Just a few months ago, when Chiquita announced its plans to merge with Fyffes, investors and analysts generally supported the deal. The argument was a combined Chiquita-Fyffes would be in a better position to survive than either company would be alone in a struggling banana industry.
But when the tax advantage disappeared for Chiquita, and when Brazil's Cutrale and Safra groups made an offer of their own to buy them, the Chiquita-Fyffes merger didn't look so wonderful anymore.
The Brazilians got what they wanted, but they aren't the only ones celebrating.
Here are Food Dive's picks for the other big winners in the collapse of the Chiquita-Fyffes deal:
Dole Food
The most interesting thing about the proposed Chiquita-Fyffes merger was that it would have created the world's largest banana producer-shipper, displacing Dole Foods from the top of the banana food chain.
Dole has roughly 26% of the world's banana market, while Chiquita has about 22% and Fyffes has approximately 7%.
Now that the merger has failed, Dole remains at the top for now.
Retailers
The world's largest retail buyers have taken to building supply chains of their own for the fruit, which is perhaps banana shippers' biggest challenge.
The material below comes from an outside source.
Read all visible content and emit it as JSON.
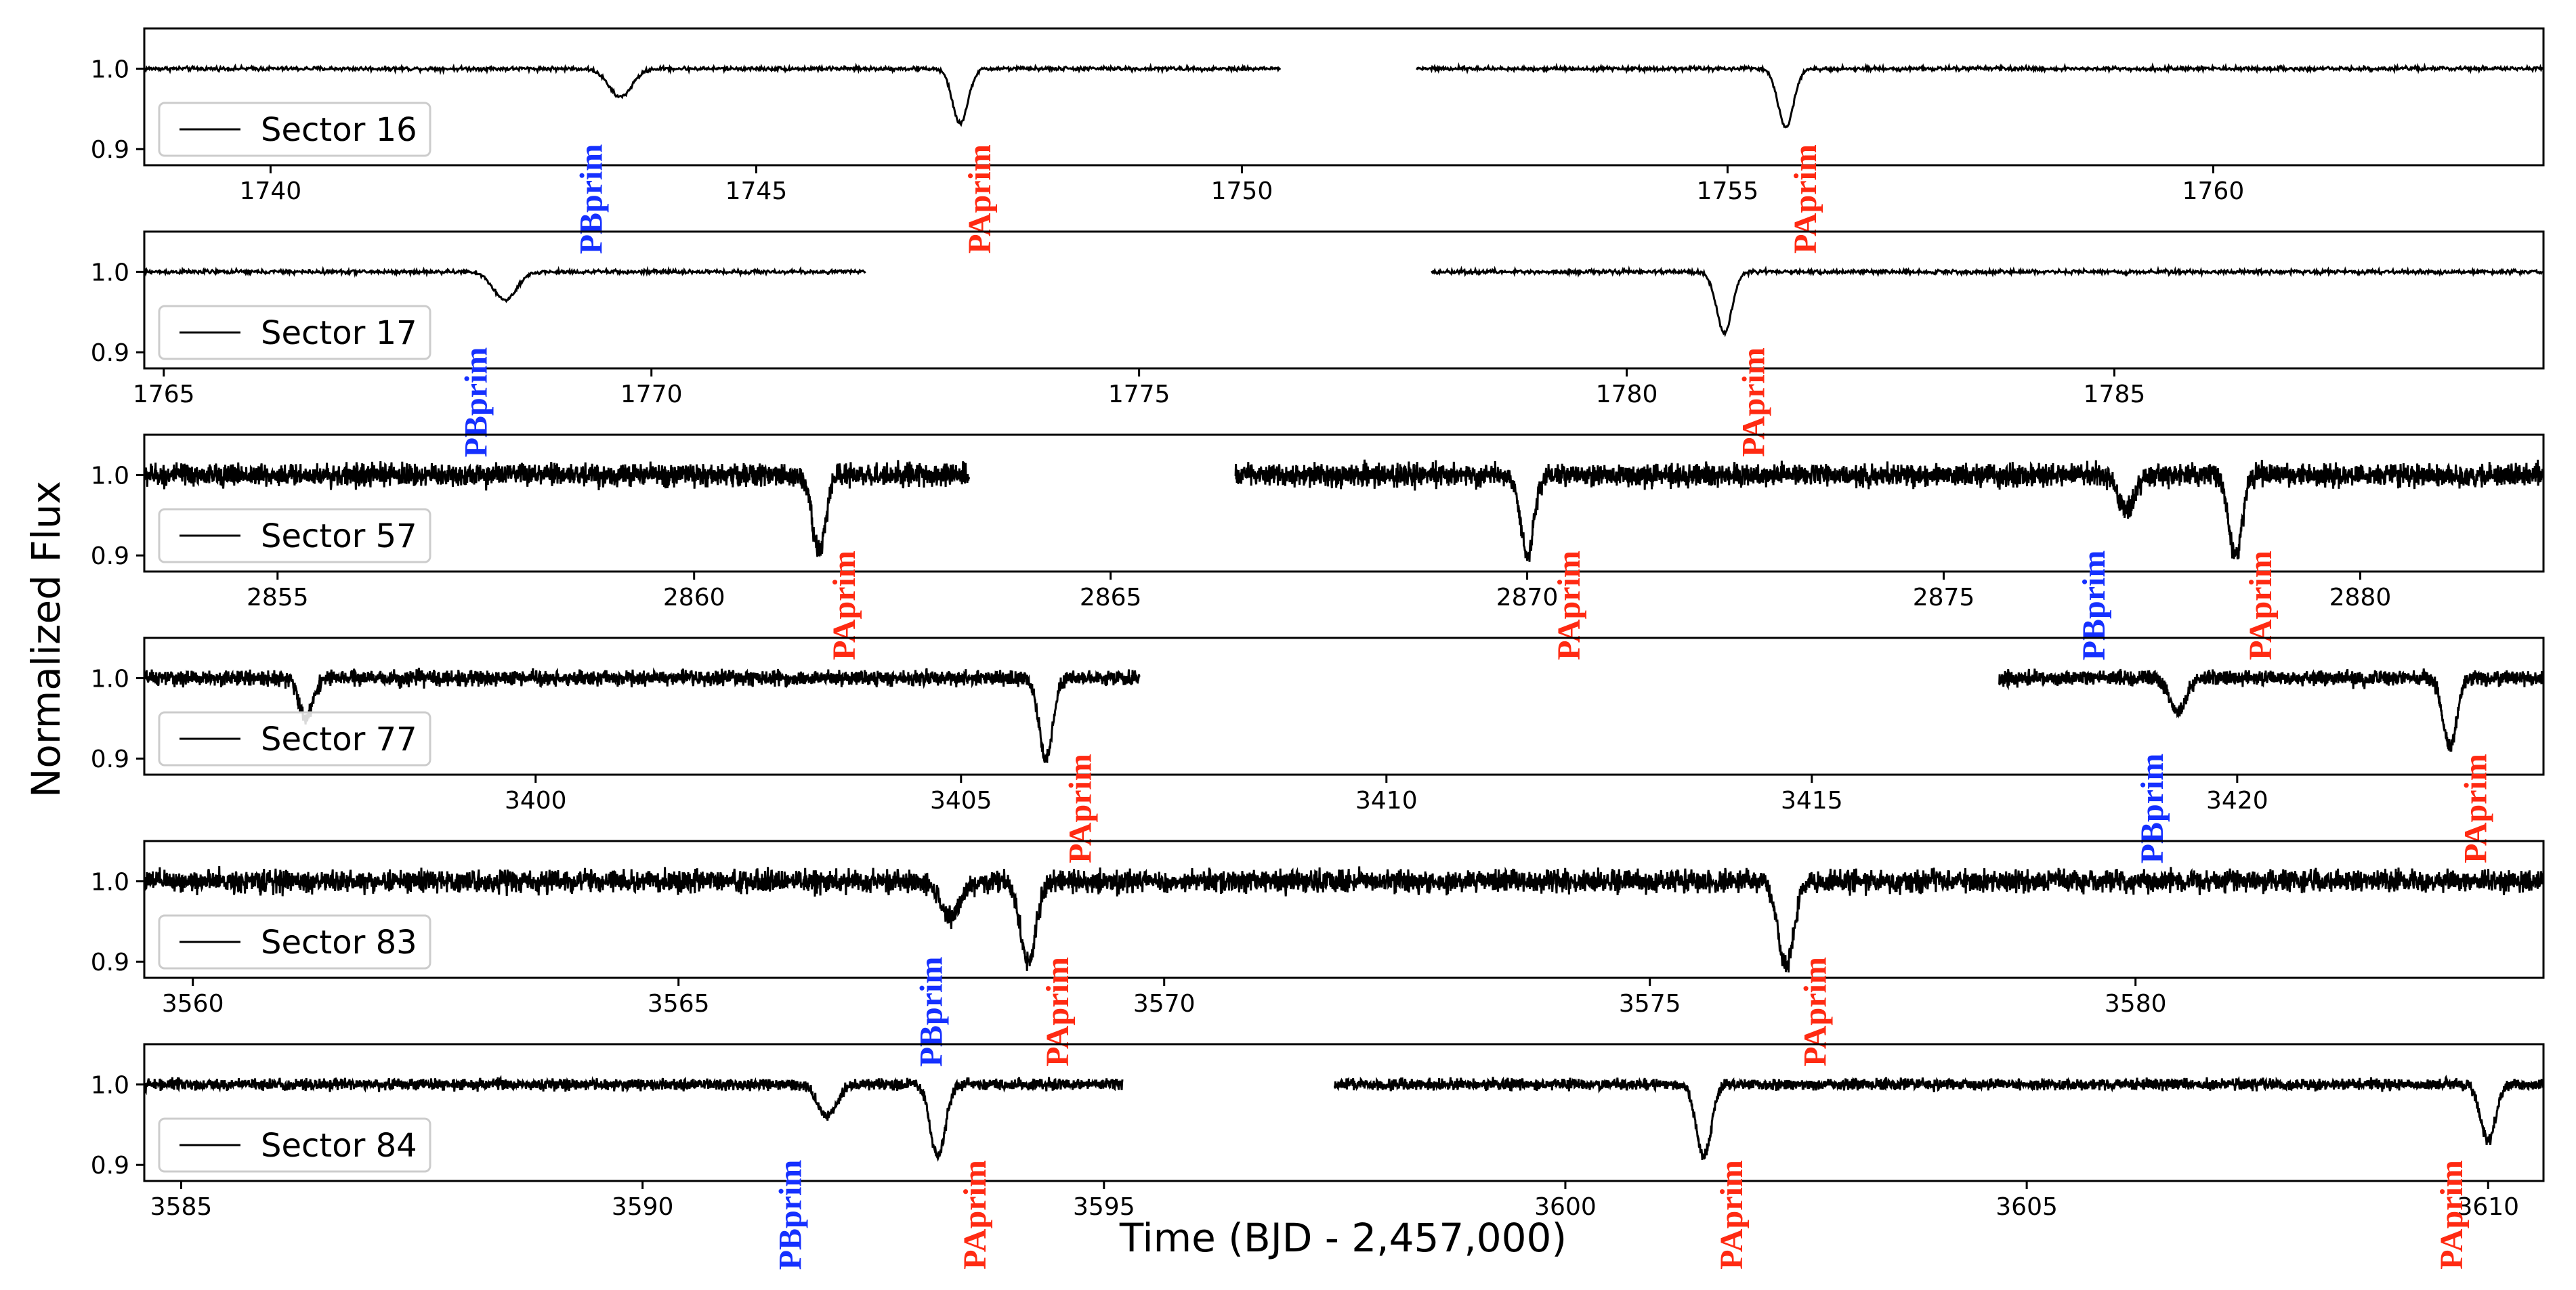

Analysts argued that a combined Chiquita-Fyffes would have been in a better negotiating position with retailers, but they are still in an advantageous spot.
Charlotte, NC
The Fyffes merger would have required that Chiquita move its headquarters from the North Carolina city to Ireland in a tax-advantage process known as an inversion.
When the U.S. Treasury Department issued new rules last month to make inversions less attractive, it was a huge blow to the merger. It also made it considerably less likely that Charlotte, NC, which offered some $23 million in 2011 to convince Chiquita to move there from Cincinnati, would come to regret that expense.
Farm workers and small growers
As competition has grown among the major banana shippers, the drive to lower costs has intensified. A price war at the retail level in the U.K. generated so much attention that a new movement was born: The Fairtrade Foundation, which works to ensure a living wage for the 4 million people who work in the banana plantations around the world.
Fyffes has been a big supporter of the Fairtrade movement - roughly one-third of the bananas it sells in the U.K. meet Fairtrade standards. Activists had feared that a takeover of Fyffes by Chiquita would spell an end to that commitment. Now Fairtrade can rest easier.
BanaBay
Perhaps the company to watch in the banana world is fast-growing BanaBay, which launched two years ago with a single container shipment, now moves 5.7 million pieces a week.
BanaBay has been able to strike sourcing and sales deals in a wide variety of tough-to-enter markets, including the Middle East, European organics, North American pineapples, and more. It would seem that BanaBay has become a very, very desirable takeover target of its own following the Chiquita-Fyffes merger fallout.